The ribosome acts as the sensor in this system, tracking the availability of Tryptophan-charged transfer RNA molecules (\(tRNA^{Trp}\)) as it attempts to translate the leader peptide.
High Tryptophan Levels
When Tryptophan levels are high, \(tRNA^{Trp}\) is readily available, allowing the ribosome to translate the two Tryptophan codons quickly without pausing. The fast-moving ribosome reaches the boundary between regions 1 and 2, physically covering region 2 before region 3 is completely transcribed.
Because region 2 is blocked, the newly synthesized region 3 is forced to pair with region 4, forming a 3-4 hairpin structure.
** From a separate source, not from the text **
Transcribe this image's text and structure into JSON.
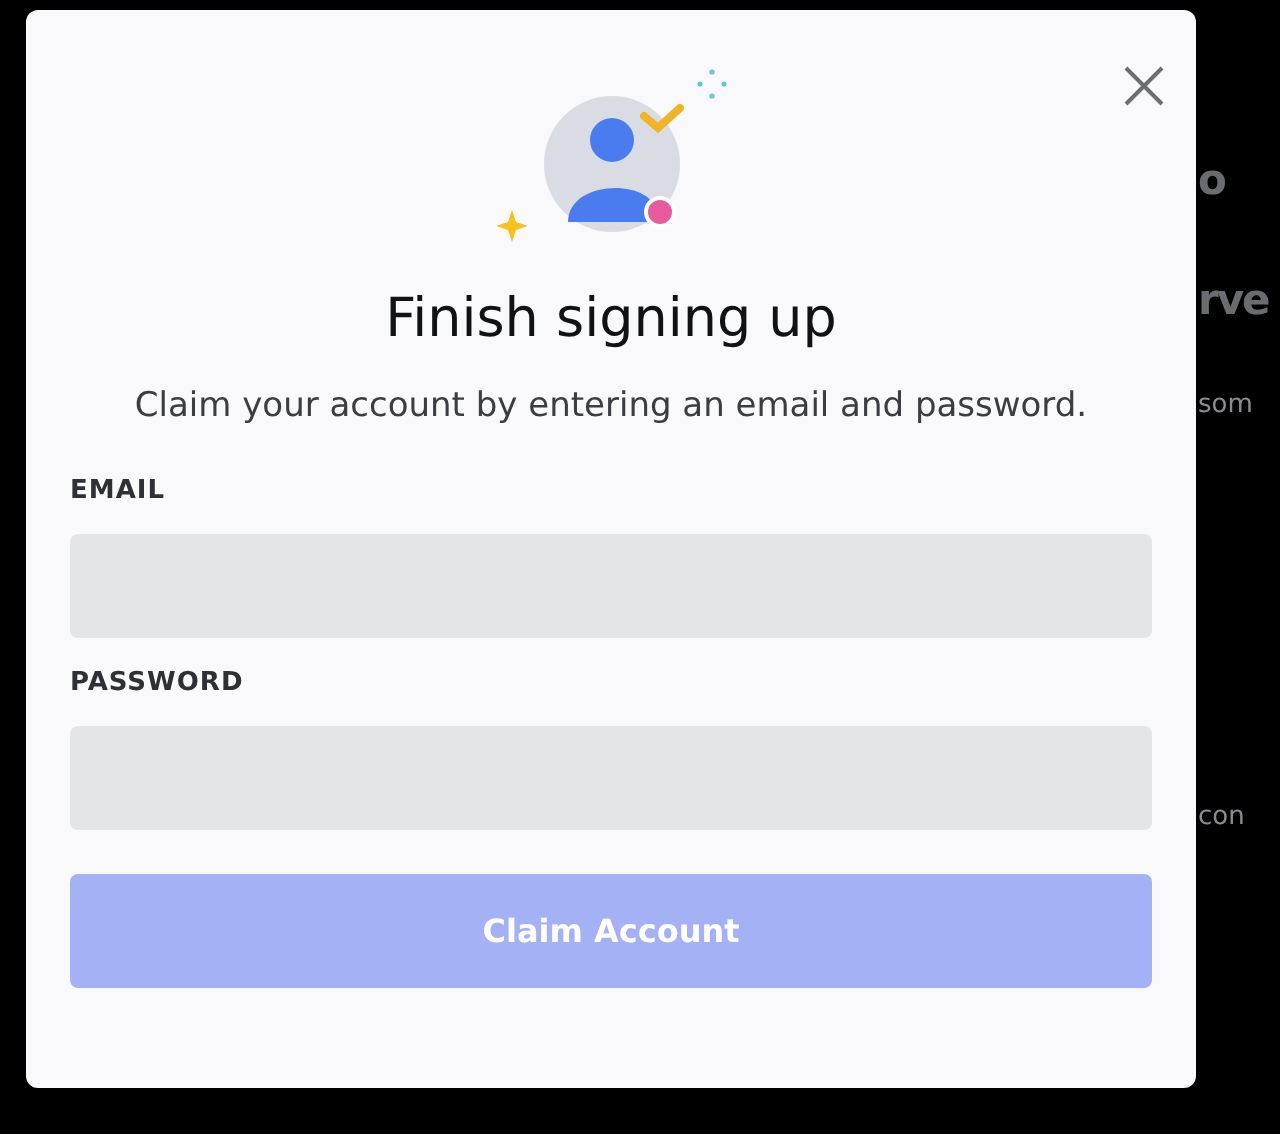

This 3-4 structure is a transcriptional terminator, often followed by a sequence of uracil residues, which signals the RNA polymerase to dissociate from the DNA. Transcription is prematurely terminated, resulting in a short, non-functional mRNA and a high degree of repression.
Low Tryptophan Levels
Conversely, when Tryptophan levels are low, the cell lacks sufficient \(tRNA^{Trp}\), and the ribosome stalls immediately upon encountering the two Tryptophan codons in region 1. This stalling causes the ribosome to physically shield region 1, which prevents region 1 from pairing with region 2. With region 2 now available, it immediately pairs with the newly transcribed region 3, forming a 2-3 hairpin structure.
The 2-3 hairpin is known as the anti-terminator structure because its formation prevents the creation of the 3-4 terminator hairpin. With the terminator structure absent, RNA polymerase continues transcribing past the leader sequence and into the structural genes, allowing the cell to synthesize the enzymes needed to make its own Tryptophan. This attenuation mechanism provides a graded response, acting like a dimmer switch to adjust Tryptophan production based on minute changes in amino acid availability, further reducing transcription by another factor of ten beyond the repressor’s effect.